Dans la sortie de librairie qu’il vient de commettre, le Professeur Ambroise Kom revient sur cette affaire, dans un ouvrage où l’autobiographie côtoie le témoignage, l’essai sur la subjectivité en contexte postcolonial et le traité sur la problématique du développement sur fond d’héritage colonial, dans ce qu’il conviendrait d’appeler les « sociétés de pénurie. »
De prime abord, ce qui frappe le lecteur c’est la candeur avec laquelle Ambroise Kom parle de son humble extraction et de ses années de formation, marquées par les turbulences d’une indépendance acquise dans la douleur. Dans nos sociétés où les éléments de la bourgeoisie de mémoire récente n’ont de cesse de passer pour des « gentilshommes », ce retour candide sur sa jeunesse ne saurait être anodin.
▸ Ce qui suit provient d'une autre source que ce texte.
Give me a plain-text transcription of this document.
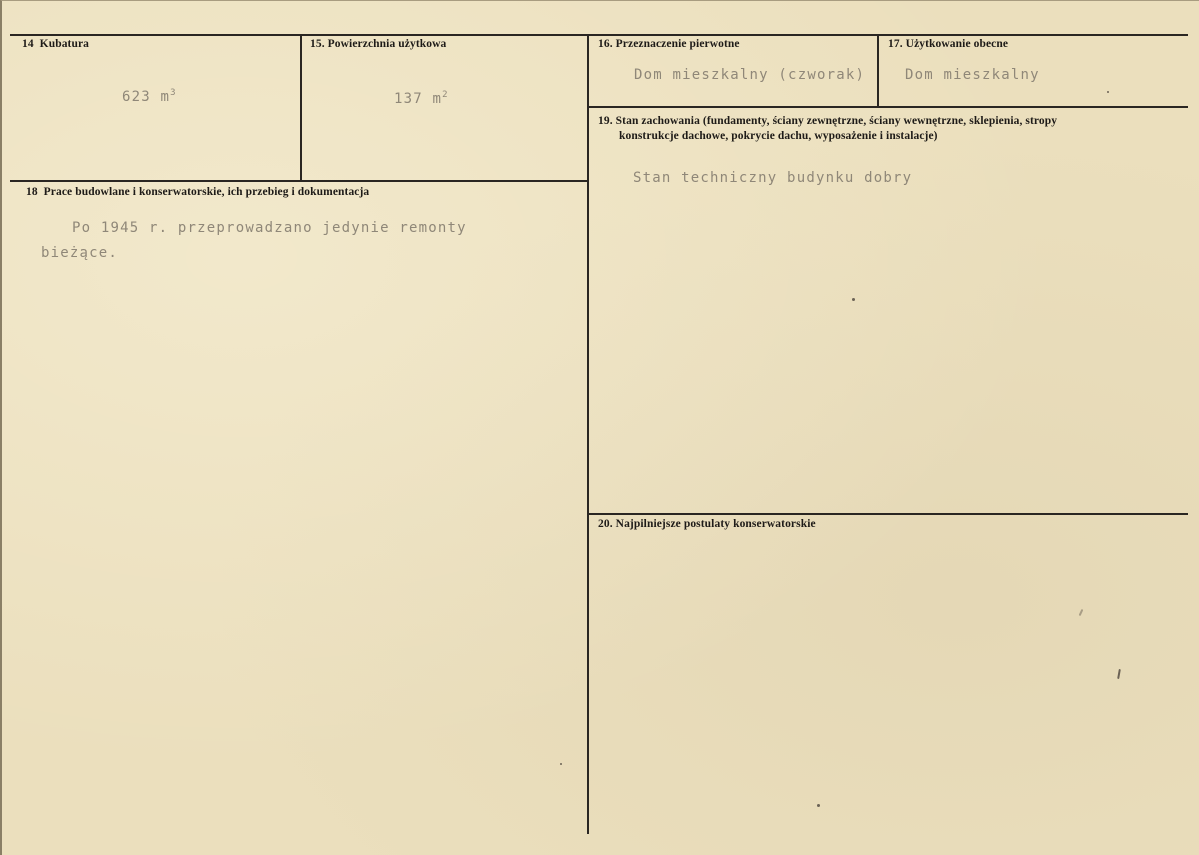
14 Kubatura
623 $m^3$
15. Powierzchnia użytkowa
137 $m^2$
16. Przeznaczenie pierwotne
Dom mieszkalny (czworak)
17. Użytkowanie obecne
Dom mieszkalny
18 Prace budowlane i konserwatorskie, ich przebieg i dokumentacja
Po 1945 r. przeprowadzano jedynie remonty
bieżące.
19. Stan zachowania (fundamenty, ściany zewnętrzne, ściany wewnętrzne, sklepienia, stropy
konstrukcje dachowe, pokrycie dachu, wyposażenie i instalacje)
Stan techniczny budynku dobry
20. Najpilniejsze postulaty konserwatorskie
L’auteur s’arrête ensuite sur la période où il fit ses classes, avant de s’appesantir sur l’objet même de l’essai, l’Université des Montagnes, dont il relate les péripéties de la création avant de donner sa vision des défis et écueils qui se dressent devant elle aujourd’hui.
L’on découvre ainsi que cet ambitieux projet se situe dans le prolongement d’un parcours académique et intellectuel aiguillonné par une passion pour le pays qui a vu naître son auteur, et une philosophie du développement endogène tout en étant poreuse aux expériences d’ailleurs. Comme l’indique son titre, Ambroise Kom fait le bilan de son action au service de l’UdM et, contexte oblige, solde les comptes avec certains des partenaires avec qui il a cheminé depuis la ferveur intellectuelle et associative qui les fédéra d’abord, les conduisit ensuite à formuler le projet puis porter sur ses fonds baptismaux la première université privée laïque du Cameroun. L’auteur estime que l’Université des Montagnes est à la croisée des chemins, et attire l’attention sur la crise de gouvernance qui est à l’origine de sa mise à l’écart.
Même si ce n’est pas sans amertume qu’il parle de ses états de service, au fil des pages, le lecteur apprend que l’UdM n’était pas pour Ambroise Kom une fin en soi, mais plutôt une sorte de mise à l’épreuve d’une philosophie du développement nourrie de l’expérience d’une vie couvrant trois continents, et d’un sens aigu des urgences des sociétés qui demeurent prises dans les restes de ce que Achille Mbembe nomme « l’imaginaire colonial. »
Somme toute, l’Université des Montagnes apparaît, au travers de ce récit, comme une belle aventure, dont l’expérience pose la question cruciale du mécénat et de l’initiative privée et/ou associative, dans un contexte marqué par la fin des illusions de l’état-providence. Il faut donc saluer cette contribution sur l’UdM qui, dépassant son objet, initie une réflexion sur soi qui est, in fine, un appel au dépassement de soi. Tout un programme, dans nos sociétés où, même nantis, le sujet semble vivre sous la hantise du retour de la disette.